Seriously. This is not heaven. This is not healthy. This is a cult. Is this really what you think God created humanity for? He needs a bunch of blindly devoted robots saying how awesome He is forever?

I half expect Spock and Kirk to show up and “ruin” this “utopia” by showing that the object of their blind devotion and obsession is just a computer.

There is no growth here. No adventures. No great story that is only beginning. There is just Jesus. No room in the heart for anything else. People don’t matter. Only Jesus.

Does anyone really want that? Because that seems a lot like I’m going to be lobotomized and have my humanity and will and essence fundamentally altered so that I will lose everything that makes me me.

A better author can and has made heaven sound far more attractive.

“And as He spoke, He no longer looked to them like a lion; but the things that began to happen after that were so great and beautiful that I cannot write them. And for us this the end of all the stories, and we can most truly say that they all lived happily ever after. But for them it was only the beginning of the real story. All their life in this world and all their adventures in Narnia had only been the cover and the title page: now at last they were beginning Chapter One of the Great Story which no one on earth has read: which goes on forever: in which every chapter is better than the one before.” 

Life is your prologue. Who knows what happens afterward, but the story continues. The adventures continue. You are still you. You still get to live. To breathe. To play. To thrive. To exist as you forever enjoying growth, evolution, change, learning new things, experiencing new things.

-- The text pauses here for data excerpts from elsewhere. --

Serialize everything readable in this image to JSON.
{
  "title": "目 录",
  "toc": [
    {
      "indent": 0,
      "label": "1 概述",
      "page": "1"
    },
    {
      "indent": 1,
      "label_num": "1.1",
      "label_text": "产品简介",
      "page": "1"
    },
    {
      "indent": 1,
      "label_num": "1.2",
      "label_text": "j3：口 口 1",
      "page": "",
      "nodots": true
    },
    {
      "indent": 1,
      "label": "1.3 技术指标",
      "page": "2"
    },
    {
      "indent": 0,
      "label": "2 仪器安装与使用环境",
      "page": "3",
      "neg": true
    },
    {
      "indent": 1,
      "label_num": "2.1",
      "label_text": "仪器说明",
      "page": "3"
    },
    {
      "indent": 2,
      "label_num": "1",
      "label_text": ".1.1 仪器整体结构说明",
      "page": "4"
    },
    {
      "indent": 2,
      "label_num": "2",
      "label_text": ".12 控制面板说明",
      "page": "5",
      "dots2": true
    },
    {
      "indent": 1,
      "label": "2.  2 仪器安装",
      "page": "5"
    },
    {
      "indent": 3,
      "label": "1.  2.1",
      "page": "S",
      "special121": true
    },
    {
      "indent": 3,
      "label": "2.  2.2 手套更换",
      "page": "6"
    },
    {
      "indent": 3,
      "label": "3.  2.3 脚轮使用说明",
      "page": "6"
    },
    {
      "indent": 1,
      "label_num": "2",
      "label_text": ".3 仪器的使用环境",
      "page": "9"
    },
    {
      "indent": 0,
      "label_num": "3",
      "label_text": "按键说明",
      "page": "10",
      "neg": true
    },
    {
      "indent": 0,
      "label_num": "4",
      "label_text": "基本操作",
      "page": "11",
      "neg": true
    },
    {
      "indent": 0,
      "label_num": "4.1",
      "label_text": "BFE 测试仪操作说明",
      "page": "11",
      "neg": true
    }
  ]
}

That makes me long for heaven. That makes me imagine a better country. That makes me hope to see Aslan’s kingdom.

Left Behind just makes me wish we could do away with God and the devil because either choice sucks.



3 thoughts on “KC: This isn’t heaven

  1. spiritplumber

    At least there’s some form of resistance movement forming soon…

    Don’t forget the part where TurboJesus not only outmurdered Stalin, he also outHitlered Hitler: you know who got swallowed by the earth along with 80% of the human population? Every single Jewish person who did not renege their culture.


  2. Davr

    Dear God this nightmare fuel dystopia desperately needs Kirk and Spock to show up and wreck the Jesus Computer with logic and passion.